Three ways exist to deal with that problem: Faster economic growth would make the pie bigger. Alternatively, there are tax increases or benefit cuts.
Social Security is the easier of the two programs, because its costs aren’t rising as quickly.
Republican presidential nominee Mitt Romney proposes that the Social Security eligibility age, already rising to 67, be increased by a couple of years, starting with people who are younger than 55.
He also would change the way benefits are calculated so that they grow more slowly for retirees whose earnings put them over an income threshold. Romney hasn’t said where the threshold would be. To make the plan work, however, a large percentage of retirees would have to be affected.
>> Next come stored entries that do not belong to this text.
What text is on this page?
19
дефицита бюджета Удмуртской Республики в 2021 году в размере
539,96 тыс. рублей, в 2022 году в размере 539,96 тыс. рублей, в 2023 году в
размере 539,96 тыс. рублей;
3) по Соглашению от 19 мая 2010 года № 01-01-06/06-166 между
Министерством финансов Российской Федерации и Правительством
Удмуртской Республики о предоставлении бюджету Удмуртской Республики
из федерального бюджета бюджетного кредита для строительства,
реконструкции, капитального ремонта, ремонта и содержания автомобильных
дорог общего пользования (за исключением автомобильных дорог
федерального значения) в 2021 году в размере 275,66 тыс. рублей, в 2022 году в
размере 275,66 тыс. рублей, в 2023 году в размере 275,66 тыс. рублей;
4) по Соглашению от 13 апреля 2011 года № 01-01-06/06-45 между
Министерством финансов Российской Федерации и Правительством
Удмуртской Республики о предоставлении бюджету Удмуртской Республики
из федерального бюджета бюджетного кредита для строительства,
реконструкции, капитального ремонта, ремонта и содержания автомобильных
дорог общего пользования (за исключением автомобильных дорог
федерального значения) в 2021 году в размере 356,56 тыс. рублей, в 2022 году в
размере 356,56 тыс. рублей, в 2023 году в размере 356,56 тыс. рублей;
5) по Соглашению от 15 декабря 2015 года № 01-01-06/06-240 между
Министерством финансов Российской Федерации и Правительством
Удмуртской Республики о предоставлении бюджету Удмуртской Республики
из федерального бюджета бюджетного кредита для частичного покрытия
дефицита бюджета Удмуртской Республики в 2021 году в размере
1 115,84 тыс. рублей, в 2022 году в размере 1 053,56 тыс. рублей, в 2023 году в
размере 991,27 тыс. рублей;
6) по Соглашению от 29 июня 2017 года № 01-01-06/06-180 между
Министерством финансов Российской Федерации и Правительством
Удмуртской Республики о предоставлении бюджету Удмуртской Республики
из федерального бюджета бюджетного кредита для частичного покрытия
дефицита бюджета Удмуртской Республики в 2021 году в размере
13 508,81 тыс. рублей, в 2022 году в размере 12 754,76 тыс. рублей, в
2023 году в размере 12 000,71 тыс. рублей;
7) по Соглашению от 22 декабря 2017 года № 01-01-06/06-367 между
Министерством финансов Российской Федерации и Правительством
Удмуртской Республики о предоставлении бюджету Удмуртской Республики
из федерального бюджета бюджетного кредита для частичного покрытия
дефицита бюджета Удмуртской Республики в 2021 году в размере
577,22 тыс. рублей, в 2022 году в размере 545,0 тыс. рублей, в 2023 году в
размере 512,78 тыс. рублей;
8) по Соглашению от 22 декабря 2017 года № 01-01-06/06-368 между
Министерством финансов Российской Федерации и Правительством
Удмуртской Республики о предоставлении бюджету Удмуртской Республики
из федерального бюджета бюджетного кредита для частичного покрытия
Under one prominent Senate GOP proposal similar to Romney’s plan, retirees in the top 60 percent of earners — those making more than $43,412 in 2018 — would get less than they would under current law, according to an analysis by the Social Security actuary. Benefits for some recipients would be lower by 30 percent or more.
President Barack Obama has made no proposal on Social Security. Democrats in the past have proposed increasing revenues by raising the level of earnings subject to the Social Security payroll tax.
During budget talks with congressional Republicans this past summer, White House aides discussed reducing future benefits by changing how cost-of-living increases are calculated, but pulled back after opposition from Democrats in Congress.
For now, all White House aides will say is that Obama might be willing to consider some changes in Social Security, but that he would insist that any savings go to bolster Social Security’s long-term finances, not to reducing the overall deficit.